Optimizing Reinforcement Learning Training over Digital Twin Enabled Multi-fidelity Networks

In this paper, we investigate a novel digital network twin (DNT) assisted deep learning (DL) model training framework. In particular, we consider a physical network where a base station (BS) uses several antennas to serve multiple mobile users, and a DNT that is a virtual representation of the physical network. The BS must adjust its antenna tilt angles to optimize the data rates of all users. Due to user mobility, the BS may not be able to accurately track network dynamics such as wireless channels and user mobilities. Hence, a reinforcement learning (RL) approach is used to dynamically adjust the antenna tilt angles. To train the RL, we can use data collected from the physical network and the DNT. The data collected from the physical network is more accurate but incurs more communication overhead compared to the data collected from the DNT. Therefore, it is necessary to determine the ratio of data collected from the physical network and the DNT to improve the training of the RL model. We formulate this problem as an optimization problem whose goal is to jointly optimize the tilt angle adjustment policy and the data collection strategy, aiming to maximize the data rates of all users while constraining the time delay introduced by collecting data from the physical network. To solve this problem, we propose a hierarchical RL framework that integrates robust adversarial loss and proximal policy optimization (PPO). Simulation results show that our proposed method reduces the physical network data collection delay by up to 28.01% and 1x compared to a hierarchical RL that uses vanilla PPO as the first level RL, and the baseline that uses robust-RL at the first level and selects the data collection ratio randomly.

翻译：本文研究一种新颖的数字网络孪生辅助深度学习模型训练框架。

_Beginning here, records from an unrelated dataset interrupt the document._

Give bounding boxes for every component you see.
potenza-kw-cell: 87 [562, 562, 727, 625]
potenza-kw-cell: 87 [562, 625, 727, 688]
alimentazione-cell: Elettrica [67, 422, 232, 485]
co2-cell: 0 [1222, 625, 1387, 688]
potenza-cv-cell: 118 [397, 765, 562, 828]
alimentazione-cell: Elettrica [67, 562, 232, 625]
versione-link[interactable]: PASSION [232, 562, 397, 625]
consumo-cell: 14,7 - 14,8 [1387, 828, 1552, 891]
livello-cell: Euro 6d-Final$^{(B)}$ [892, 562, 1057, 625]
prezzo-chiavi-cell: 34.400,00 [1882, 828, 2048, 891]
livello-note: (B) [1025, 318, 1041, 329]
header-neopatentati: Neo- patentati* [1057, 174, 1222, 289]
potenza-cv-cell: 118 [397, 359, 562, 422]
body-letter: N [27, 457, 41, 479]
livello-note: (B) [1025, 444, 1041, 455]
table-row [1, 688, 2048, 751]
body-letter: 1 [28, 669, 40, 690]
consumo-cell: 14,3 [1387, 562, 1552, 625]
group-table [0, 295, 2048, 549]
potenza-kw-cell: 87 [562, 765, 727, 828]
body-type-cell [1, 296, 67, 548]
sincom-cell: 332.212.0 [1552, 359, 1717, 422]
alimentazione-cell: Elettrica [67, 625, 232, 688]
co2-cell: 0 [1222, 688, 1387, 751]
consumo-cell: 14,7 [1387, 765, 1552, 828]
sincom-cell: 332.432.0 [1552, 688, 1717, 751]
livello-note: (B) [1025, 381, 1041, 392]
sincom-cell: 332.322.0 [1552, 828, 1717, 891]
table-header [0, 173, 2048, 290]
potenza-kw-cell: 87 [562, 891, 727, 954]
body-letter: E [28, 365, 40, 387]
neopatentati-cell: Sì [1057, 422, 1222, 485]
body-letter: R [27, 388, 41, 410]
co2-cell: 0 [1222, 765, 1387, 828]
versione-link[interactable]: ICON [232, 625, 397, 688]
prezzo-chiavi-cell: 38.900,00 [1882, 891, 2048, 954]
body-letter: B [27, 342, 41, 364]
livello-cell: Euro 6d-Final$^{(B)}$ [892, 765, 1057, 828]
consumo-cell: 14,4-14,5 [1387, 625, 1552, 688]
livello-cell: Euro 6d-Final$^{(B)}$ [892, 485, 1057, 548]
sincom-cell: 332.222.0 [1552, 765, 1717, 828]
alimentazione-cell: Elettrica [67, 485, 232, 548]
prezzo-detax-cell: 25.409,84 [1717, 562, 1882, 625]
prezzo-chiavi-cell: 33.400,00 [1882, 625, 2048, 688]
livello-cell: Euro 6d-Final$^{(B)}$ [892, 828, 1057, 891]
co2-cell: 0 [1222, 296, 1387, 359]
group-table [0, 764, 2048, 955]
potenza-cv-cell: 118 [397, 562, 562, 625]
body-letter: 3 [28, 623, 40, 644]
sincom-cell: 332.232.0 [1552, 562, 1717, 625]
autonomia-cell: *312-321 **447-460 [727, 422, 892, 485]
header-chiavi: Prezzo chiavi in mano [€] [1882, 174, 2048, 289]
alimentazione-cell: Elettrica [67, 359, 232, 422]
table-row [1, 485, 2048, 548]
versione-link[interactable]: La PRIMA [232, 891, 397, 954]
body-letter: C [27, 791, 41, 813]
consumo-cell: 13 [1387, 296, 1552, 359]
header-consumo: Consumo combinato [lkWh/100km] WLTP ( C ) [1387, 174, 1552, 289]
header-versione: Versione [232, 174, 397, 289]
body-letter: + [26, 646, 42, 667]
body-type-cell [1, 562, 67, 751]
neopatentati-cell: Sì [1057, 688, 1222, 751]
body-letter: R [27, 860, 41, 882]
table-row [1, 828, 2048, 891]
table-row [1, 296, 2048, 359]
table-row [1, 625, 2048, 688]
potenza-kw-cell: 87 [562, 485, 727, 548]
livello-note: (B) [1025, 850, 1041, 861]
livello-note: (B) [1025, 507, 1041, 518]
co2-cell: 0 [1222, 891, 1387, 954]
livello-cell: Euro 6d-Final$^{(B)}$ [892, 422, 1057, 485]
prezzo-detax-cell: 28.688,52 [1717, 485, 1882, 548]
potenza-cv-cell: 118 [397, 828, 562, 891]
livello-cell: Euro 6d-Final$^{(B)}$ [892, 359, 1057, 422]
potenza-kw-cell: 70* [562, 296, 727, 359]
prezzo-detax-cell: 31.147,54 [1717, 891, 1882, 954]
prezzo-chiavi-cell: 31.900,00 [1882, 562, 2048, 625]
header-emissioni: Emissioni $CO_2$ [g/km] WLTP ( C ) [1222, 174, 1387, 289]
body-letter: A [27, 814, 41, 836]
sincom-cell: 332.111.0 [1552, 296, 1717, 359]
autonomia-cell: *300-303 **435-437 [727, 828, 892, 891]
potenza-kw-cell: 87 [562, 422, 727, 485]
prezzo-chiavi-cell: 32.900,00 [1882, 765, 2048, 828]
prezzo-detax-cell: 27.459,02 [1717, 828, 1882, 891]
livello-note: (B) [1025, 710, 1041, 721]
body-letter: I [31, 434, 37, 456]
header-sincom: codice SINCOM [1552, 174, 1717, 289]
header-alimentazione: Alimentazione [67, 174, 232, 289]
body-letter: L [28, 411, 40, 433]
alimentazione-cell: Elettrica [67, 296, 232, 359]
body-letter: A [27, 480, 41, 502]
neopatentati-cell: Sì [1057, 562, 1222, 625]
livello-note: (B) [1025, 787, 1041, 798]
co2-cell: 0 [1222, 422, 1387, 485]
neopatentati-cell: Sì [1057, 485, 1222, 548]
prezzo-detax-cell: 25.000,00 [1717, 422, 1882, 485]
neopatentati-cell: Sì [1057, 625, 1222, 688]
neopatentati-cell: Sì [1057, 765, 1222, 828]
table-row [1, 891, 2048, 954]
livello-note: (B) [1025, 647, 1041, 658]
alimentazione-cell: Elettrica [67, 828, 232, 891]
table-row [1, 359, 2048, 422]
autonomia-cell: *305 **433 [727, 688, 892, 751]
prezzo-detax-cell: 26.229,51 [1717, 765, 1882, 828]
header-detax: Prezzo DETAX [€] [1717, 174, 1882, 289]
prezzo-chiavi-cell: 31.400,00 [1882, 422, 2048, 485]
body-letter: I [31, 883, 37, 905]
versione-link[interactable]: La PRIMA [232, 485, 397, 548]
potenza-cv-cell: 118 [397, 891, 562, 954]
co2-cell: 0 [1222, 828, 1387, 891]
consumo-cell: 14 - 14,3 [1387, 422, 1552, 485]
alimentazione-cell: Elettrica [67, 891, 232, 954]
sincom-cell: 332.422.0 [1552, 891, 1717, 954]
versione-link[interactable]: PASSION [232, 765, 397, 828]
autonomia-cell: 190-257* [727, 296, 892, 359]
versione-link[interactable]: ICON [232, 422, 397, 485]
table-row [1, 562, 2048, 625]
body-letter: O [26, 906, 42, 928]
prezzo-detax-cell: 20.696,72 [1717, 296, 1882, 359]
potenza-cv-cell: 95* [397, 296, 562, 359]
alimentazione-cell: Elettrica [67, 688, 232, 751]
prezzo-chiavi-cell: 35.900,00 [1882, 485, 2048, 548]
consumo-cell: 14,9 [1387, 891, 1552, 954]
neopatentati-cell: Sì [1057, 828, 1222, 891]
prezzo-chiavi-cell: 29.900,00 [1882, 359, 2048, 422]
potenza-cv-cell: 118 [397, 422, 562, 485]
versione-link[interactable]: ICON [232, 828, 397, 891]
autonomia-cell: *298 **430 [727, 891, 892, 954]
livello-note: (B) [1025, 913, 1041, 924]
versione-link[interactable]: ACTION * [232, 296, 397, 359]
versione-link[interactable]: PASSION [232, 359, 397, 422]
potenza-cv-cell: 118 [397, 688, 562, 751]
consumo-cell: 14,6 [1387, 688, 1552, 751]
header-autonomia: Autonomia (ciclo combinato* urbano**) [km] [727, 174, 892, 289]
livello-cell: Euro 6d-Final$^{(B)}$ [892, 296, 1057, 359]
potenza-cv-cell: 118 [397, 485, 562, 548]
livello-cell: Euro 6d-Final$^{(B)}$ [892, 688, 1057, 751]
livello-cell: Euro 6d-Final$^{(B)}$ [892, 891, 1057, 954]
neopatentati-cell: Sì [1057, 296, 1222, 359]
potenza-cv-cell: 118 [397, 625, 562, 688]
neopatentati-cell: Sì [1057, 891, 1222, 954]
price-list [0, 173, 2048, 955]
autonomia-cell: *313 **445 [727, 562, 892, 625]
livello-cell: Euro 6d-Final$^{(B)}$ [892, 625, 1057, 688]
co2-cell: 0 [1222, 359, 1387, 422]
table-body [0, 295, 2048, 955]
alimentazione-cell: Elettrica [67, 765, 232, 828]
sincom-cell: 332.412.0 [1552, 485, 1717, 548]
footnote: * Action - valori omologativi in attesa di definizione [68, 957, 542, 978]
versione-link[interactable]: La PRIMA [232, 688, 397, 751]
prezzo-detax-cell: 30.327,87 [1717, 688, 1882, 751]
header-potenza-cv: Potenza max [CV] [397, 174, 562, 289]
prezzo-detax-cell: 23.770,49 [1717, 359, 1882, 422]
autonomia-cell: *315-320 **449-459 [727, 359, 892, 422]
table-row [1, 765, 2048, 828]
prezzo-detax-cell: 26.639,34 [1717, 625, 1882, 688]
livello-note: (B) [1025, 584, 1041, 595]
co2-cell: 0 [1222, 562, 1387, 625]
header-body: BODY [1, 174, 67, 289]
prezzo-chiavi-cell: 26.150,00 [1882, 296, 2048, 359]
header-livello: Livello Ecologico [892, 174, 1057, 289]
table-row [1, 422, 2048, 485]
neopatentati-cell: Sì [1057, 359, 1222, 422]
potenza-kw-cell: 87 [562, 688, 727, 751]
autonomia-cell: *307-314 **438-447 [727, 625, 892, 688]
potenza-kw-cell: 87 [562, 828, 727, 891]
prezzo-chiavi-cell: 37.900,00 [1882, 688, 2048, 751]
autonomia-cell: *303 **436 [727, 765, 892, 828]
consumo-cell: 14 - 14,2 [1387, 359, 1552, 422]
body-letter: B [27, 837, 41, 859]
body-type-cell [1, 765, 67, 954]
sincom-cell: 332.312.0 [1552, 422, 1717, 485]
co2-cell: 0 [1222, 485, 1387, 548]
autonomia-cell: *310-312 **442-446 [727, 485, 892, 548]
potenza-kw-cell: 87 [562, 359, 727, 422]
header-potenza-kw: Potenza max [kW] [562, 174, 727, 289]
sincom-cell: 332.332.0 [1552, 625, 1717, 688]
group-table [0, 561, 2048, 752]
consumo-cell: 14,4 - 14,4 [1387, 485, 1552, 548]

具体而言，我们考虑一个物理网络，其中基站通过多根天线为多个移动用户提供服务，同时存在一个作为物理网络虚拟表征的数字网络孪生体。基站需调整其天线倾角以优化所有用户的数据速率。由于用户移动性，基站可能无法准确跟踪无线信道和用户移动性等网络动态。因此，采用强化学习方法动态调整天线倾角。为训练强化学习模型，可使用从物理网络和数字网络孪生体收集的数据。从物理网络收集的数据精度更高，但与数字网络孪生体数据相比会产生更多通信开销。因此，需要确定从物理网络和数字网络孪生体收集数据的比例以改进强化学习模型的训练。我们将该问题建模为一个优化问题，其目标是联合优化倾角调整策略与数据收集策略，在约束从物理网络收集数据所引入时延的前提下最大化所有用户的数据速率。为解决此问题，我们提出一种集成鲁棒对抗损失与近端策略优化的分层强化学习框架。仿真结果表明：相较于第一层使用标准PPO的分层强化学习方法，以及第一层使用鲁棒强化学习并随机选择数据收集比例的基线方法，我们提出的方法将物理网络数据收集时延分别降低了最高28.01%和1倍。